When Larry arrives, the head teacher, Obadiah, tells him everyone
would have benefited more had Larry placed cash in an envelope
and mailed it to the school instead of coming in person. And
Larry is indeed ill-prepared to teach English grammar. “I
am an American from the 1970s. In Miss Eckersley’s English
class, we sewed puppets while Miss Eckersley played guitar
and sang.” Characters proliferate, in cluding ancient Auntie
Wilhelmina, “a wildebeestian woman” who lives in a shack on
the school grounds with a pack of snarly dogs. She claims
to be Kavango royalty and thus cannot allow herself to die
a natural death; when her time comes, “the oldest male [of
her lineage] was supposed to strangle her to death.”

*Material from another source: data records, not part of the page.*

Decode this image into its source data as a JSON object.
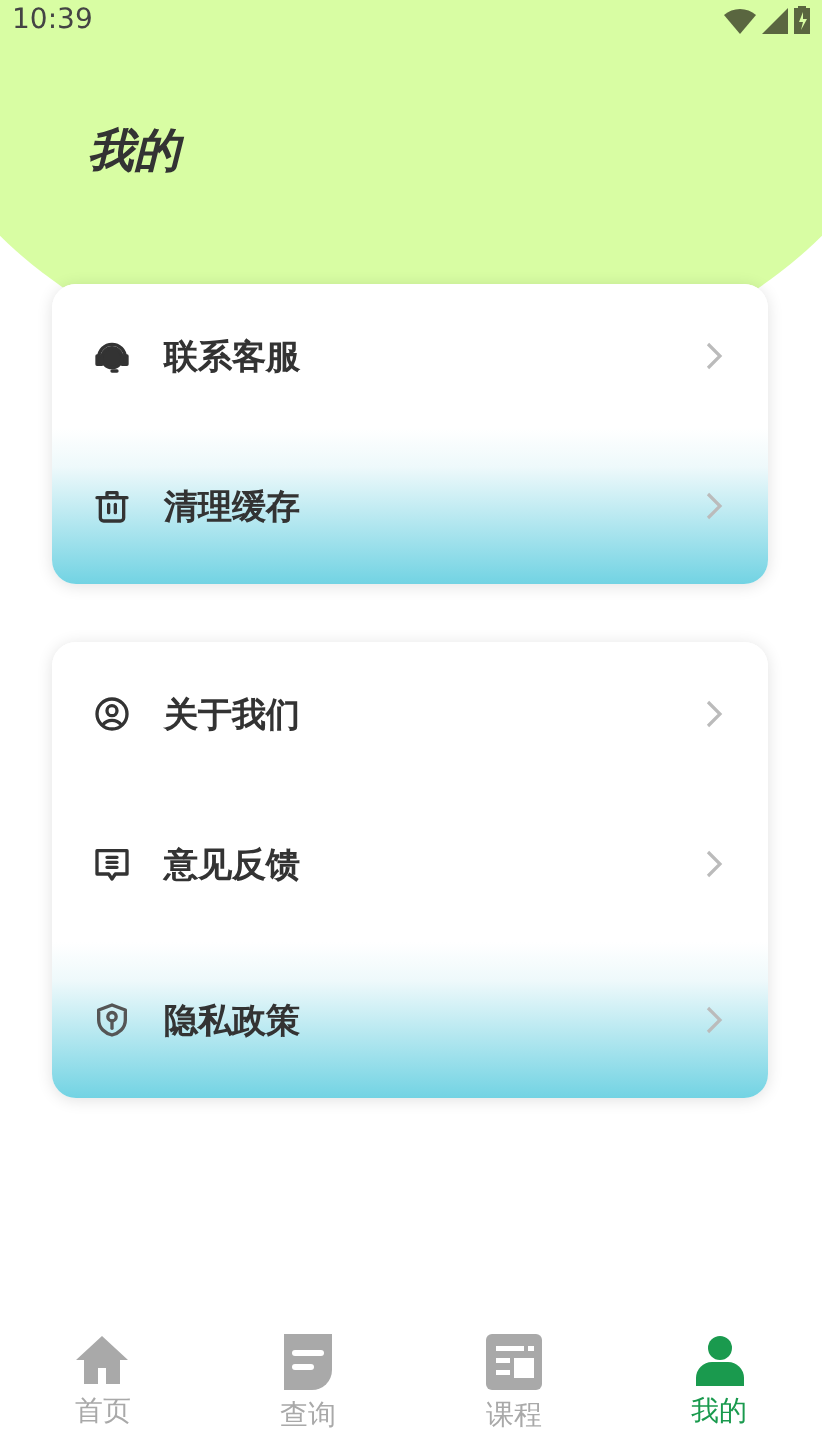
{
  "status_bar": {
    "time": "10:39"
  },
  "header": {
    "title": "我的"
  },
  "groups": [
    {
      "items": [
        {
          "kind": "headset",
          "label": "联系客服",
          "highlighted": false
        },
        {
          "kind": "trash",
          "label": "清理缓存",
          "highlighted": true
        }
      ]
    },
    {
      "items": [
        {
          "kind": "person",
          "label": "关于我们",
          "highlighted": false
        },
        {
          "kind": "feedback",
          "label": "意见反馈",
          "highlighted": false
        },
        {
          "kind": "shield",
          "label": "隐私政策",
          "highlighted": true
        }
      ]
    }
  ],
  "bottom_nav": [
    {
      "kind": "home",
      "label": "首页",
      "selected": false
    },
    {
      "kind": "query",
      "label": "查询",
      "selected": false
    },
    {
      "kind": "course",
      "label": "课程",
      "selected": false
    },
    {
      "kind": "me",
      "label": "我的",
      "selected": true
    }
  ]
}
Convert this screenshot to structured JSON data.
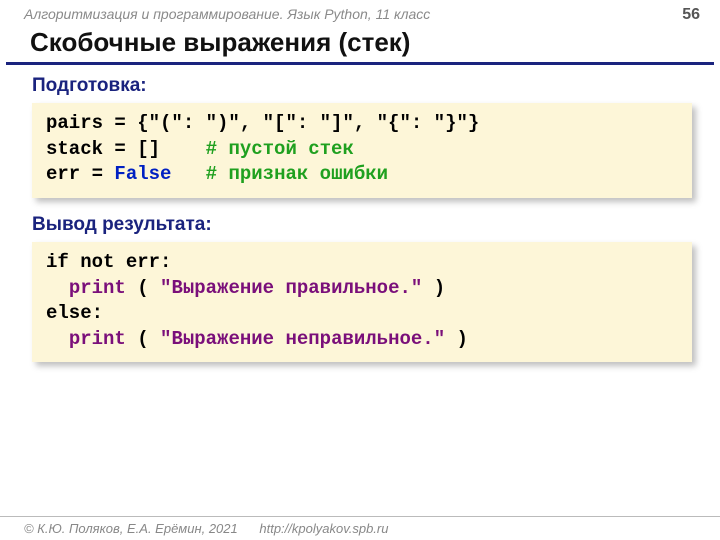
{
  "header": {
    "course": "Алгоритмизация и программирование. Язык Python, 11 класс",
    "page": "56"
  },
  "title": "Скобочные выражения (стек)",
  "sections": {
    "prep_label": "Подготовка:",
    "out_label": "Вывод результата:"
  },
  "code1": {
    "l1": "pairs = {\"(\": \")\", \"[\": \"]\", \"{\": \"}\"}",
    "l2a": "stack = []    ",
    "l2b": "# пустой стек",
    "l3a": "err = ",
    "l3b": "False",
    "l3c": "   ",
    "l3d": "# признак ошибки"
  },
  "code2": {
    "l1a": "if",
    "l1b": " ",
    "l1c": "not",
    "l1d": " err:",
    "l2a": "  ",
    "l2b": "print",
    "l2c": " ( ",
    "l2d": "\"Выражение правильное.\"",
    "l2e": " )",
    "l3a": "else",
    "l3b": ":",
    "l4a": "  ",
    "l4b": "print",
    "l4c": " ( ",
    "l4d": "\"Выражение неправильное.\"",
    "l4e": " )"
  },
  "footer": {
    "copyright": "© К.Ю. Поляков, Е.А. Ерёмин, 2021",
    "url": "http://kpolyakov.spb.ru"
  }
}
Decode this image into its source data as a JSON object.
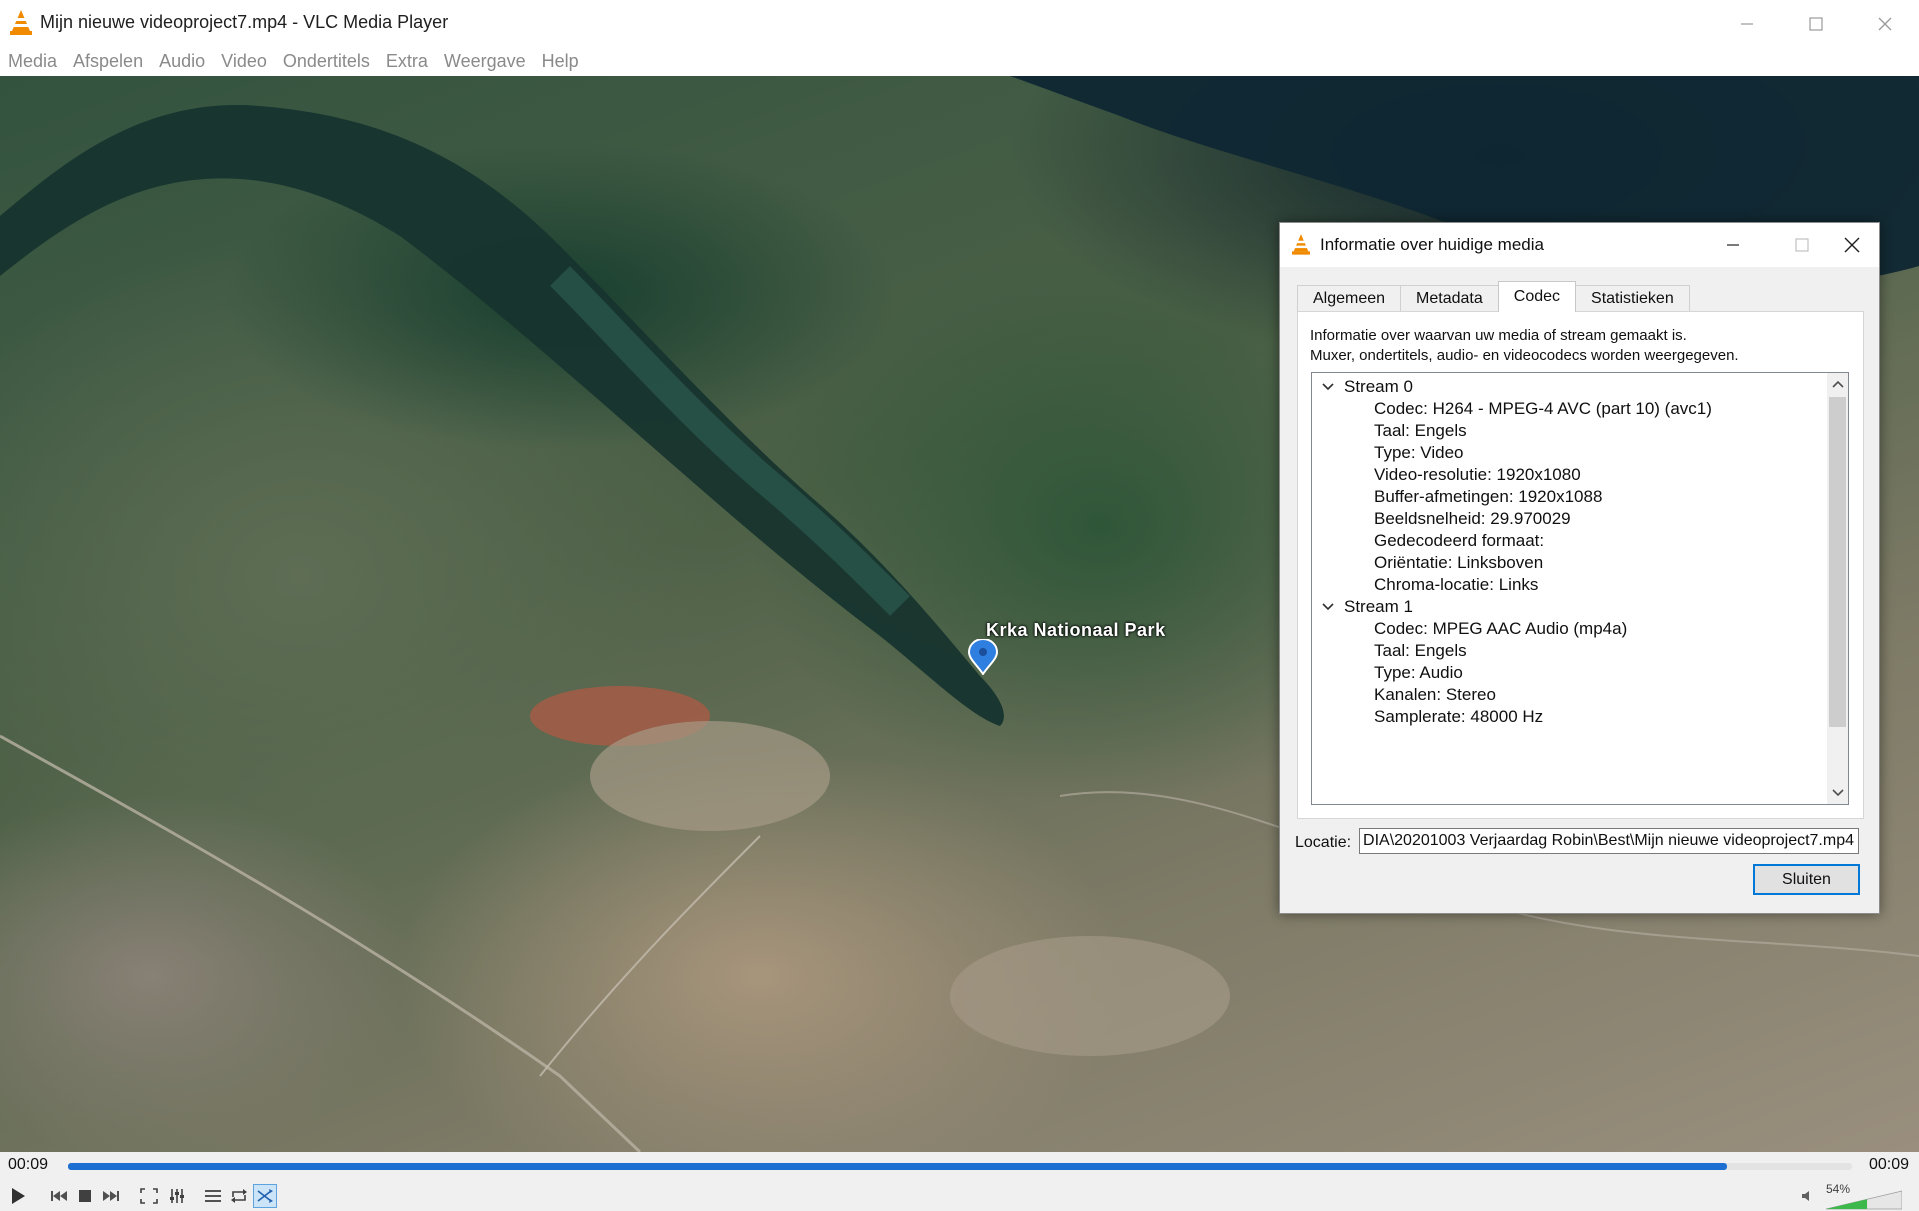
{
  "window": {
    "title": "Mijn nieuwe videoproject7.mp4 - VLC Media Player"
  },
  "menu": [
    "Media",
    "Afspelen",
    "Audio",
    "Video",
    "Ondertitels",
    "Extra",
    "Weergave",
    "Help"
  ],
  "video": {
    "map_label": "Krka Nationaal Park"
  },
  "dialog": {
    "title": "Informatie over huidige media",
    "tabs": [
      "Algemeen",
      "Metadata",
      "Codec",
      "Statistieken"
    ],
    "active_tab": "Codec",
    "description_line1": "Informatie over waarvan uw media of stream gemaakt is.",
    "description_line2": "Muxer, ondertitels, audio- en videocodecs worden weergegeven.",
    "streams": [
      {
        "name": "Stream 0",
        "items": [
          "Codec: H264 - MPEG-4 AVC (part 10) (avc1)",
          "Taal: Engels",
          "Type: Video",
          "Video-resolutie: 1920x1080",
          "Buffer-afmetingen: 1920x1088",
          "Beeldsnelheid: 29.970029",
          "Gedecodeerd formaat:",
          "Oriëntatie: Linksboven",
          "Chroma-locatie: Links"
        ]
      },
      {
        "name": "Stream 1",
        "items": [
          "Codec: MPEG AAC Audio (mp4a)",
          "Taal: Engels",
          "Type: Audio",
          "Kanalen: Stereo",
          "Samplerate: 48000 Hz"
        ]
      }
    ],
    "location_label": "Locatie:",
    "location_value": "DIA\\20201003 Verjaardag Robin\\Best\\Mijn nieuwe videoproject7.mp4",
    "close_label": "Sluiten"
  },
  "player": {
    "elapsed": "00:09",
    "total": "00:09",
    "progress_fraction": 0.93,
    "volume": "54%",
    "volume_fraction": 0.54
  },
  "colors": {
    "accent": "#1e6fd2",
    "focus_border": "#0078d7"
  }
}
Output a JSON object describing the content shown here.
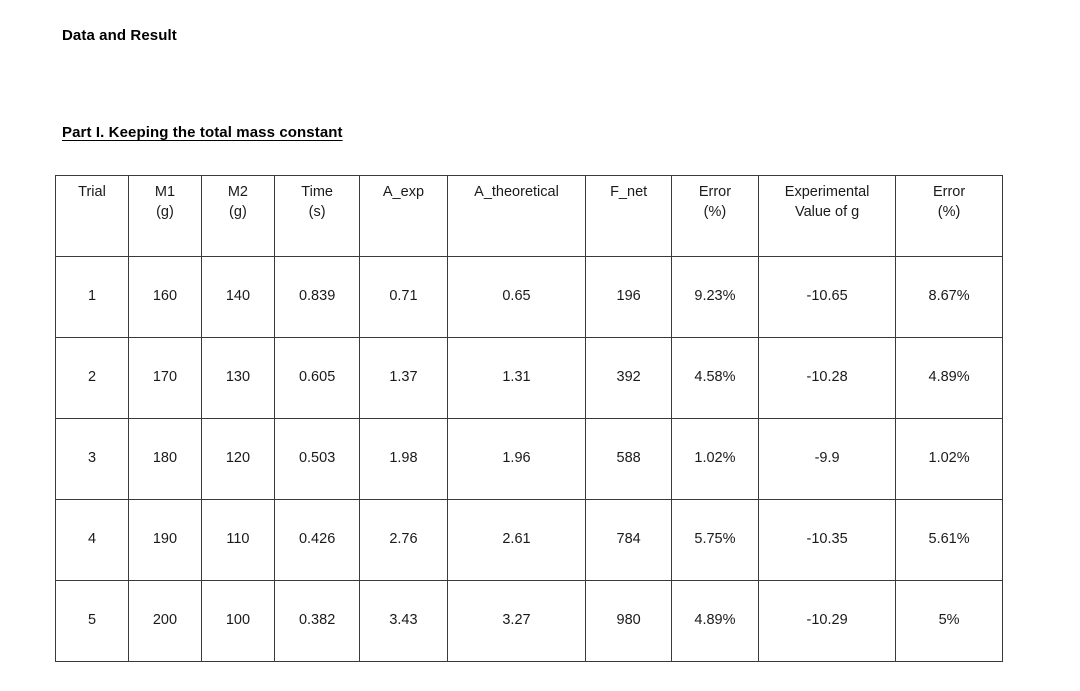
{
  "document": {
    "title": "Data and Result",
    "section_heading": "Part I. Keeping the total mass constant"
  },
  "table": {
    "headers": [
      {
        "line1": "Trial",
        "line2": ""
      },
      {
        "line1": "M1",
        "line2": "(g)"
      },
      {
        "line1": "M2",
        "line2": "(g)"
      },
      {
        "line1": "Time",
        "line2": "(s)"
      },
      {
        "line1": "A_exp",
        "line2": ""
      },
      {
        "line1": "A_theoretical",
        "line2": ""
      },
      {
        "line1": "F_net",
        "line2": ""
      },
      {
        "line1": "Error",
        "line2": "(%)"
      },
      {
        "line1": "Experimental",
        "line2": "Value of g"
      },
      {
        "line1": "Error",
        "line2": "(%)"
      }
    ],
    "rows": [
      {
        "trial": "1",
        "m1": "160",
        "m2": "140",
        "time": "0.839",
        "a_exp": "0.71",
        "a_theoretical": "0.65",
        "f_net": "196",
        "error_a": "9.23%",
        "exp_g": "-10.65",
        "error_g": "8.67%"
      },
      {
        "trial": "2",
        "m1": "170",
        "m2": "130",
        "time": "0.605",
        "a_exp": "1.37",
        "a_theoretical": "1.31",
        "f_net": "392",
        "error_a": "4.58%",
        "exp_g": "-10.28",
        "error_g": "4.89%"
      },
      {
        "trial": "3",
        "m1": "180",
        "m2": "120",
        "time": "0.503",
        "a_exp": "1.98",
        "a_theoretical": "1.96",
        "f_net": "588",
        "error_a": "1.02%",
        "exp_g": "-9.9",
        "error_g": "1.02%"
      },
      {
        "trial": "4",
        "m1": "190",
        "m2": "110",
        "time": "0.426",
        "a_exp": "2.76",
        "a_theoretical": "2.61",
        "f_net": "784",
        "error_a": "5.75%",
        "exp_g": "-10.35",
        "error_g": "5.61%"
      },
      {
        "trial": "5",
        "m1": "200",
        "m2": "100",
        "time": "0.382",
        "a_exp": "3.43",
        "a_theoretical": "3.27",
        "f_net": "980",
        "error_a": "4.89%",
        "exp_g": "-10.29",
        "error_g": "5%"
      }
    ]
  },
  "chart_data": {
    "type": "table",
    "title": "Part I. Keeping the total mass constant",
    "columns": [
      "Trial",
      "M1 (g)",
      "M2 (g)",
      "Time (s)",
      "A_exp",
      "A_theoretical",
      "F_net",
      "Error (%)",
      "Experimental Value of g",
      "Error (%)"
    ],
    "rows": [
      [
        "1",
        "160",
        "140",
        "0.839",
        "0.71",
        "0.65",
        "196",
        "9.23%",
        "-10.65",
        "8.67%"
      ],
      [
        "2",
        "170",
        "130",
        "0.605",
        "1.37",
        "1.31",
        "392",
        "4.58%",
        "-10.28",
        "4.89%"
      ],
      [
        "3",
        "180",
        "120",
        "0.503",
        "1.98",
        "1.96",
        "588",
        "1.02%",
        "-9.9",
        "1.02%"
      ],
      [
        "4",
        "190",
        "110",
        "0.426",
        "2.76",
        "2.61",
        "784",
        "5.75%",
        "-10.35",
        "5.61%"
      ],
      [
        "5",
        "200",
        "100",
        "0.382",
        "3.43",
        "3.27",
        "980",
        "4.89%",
        "-10.29",
        "5%"
      ]
    ]
  }
}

The boredom at Farm Goas is excruciating, so gossip fills
the spaces. “Drought stories were told the same way war stories
were . . . except they were more true and left less room for
dramatic acts of bravery. You don’t fight the Almighty. You
don’t sneak up behind lack of rain. You don’t sabotage clouds.
You die.” In the evening the five male teachers pass around
an old tabloid. Who wants news when they can have “Twisted
and Horny, Wife takes Grandpa Lover” or “Miss Namibia Pageant
Bathing Suit Mishap, Photos”?
With Mavala, Larry walks the veld, “and the dry puckerthorns
explode beneath our feet. Where the dead grass has gusted
away, there are deep fissures in the dirt. The sun squashes
and the weeks pass flat.” The school’s goats come in from
the veld. “Still they don’t know they’re starving.” Local
belief has it that dying goats go mad and flee to the wild,
but the cows just sadly graze even where there’s nothing.
Antoinette, Obadiah’s wife and the school’s cook and matron,
reads to the cows from Genesis, about Joseph’s dream of the
seven favored and the seven ill-favored kine. “That night
we listened to their raspy lows from our beds. Night being
the only time they expressed their displeasure toward God
at being ill-favored.” There are occasional moments of beauty.
One afternoon Larry sees “the dry yellow veld is moving. It
takes a long stare to see that it’s a herd of springbok leaping,
as one. No one can take this away from me. Because it’s real.
It’s grace.”
This book is far richer and more cumulative than it appears
at the start. A decade after Larry has returned home, he finally
hears from Obadiah: “Excuse a long silence. We haven’t forsaken
you. Your letters have not gone unread, only unanswered. .
. . We’ve heard you, is what I’m trying to say. Don’t fear.”
And we, for our part, have heard Obadiah, Antoinette, Mavala,
Pohamba, Vilho, and all the Namibian schoolboys, as well as
seen their improbably beautiful land.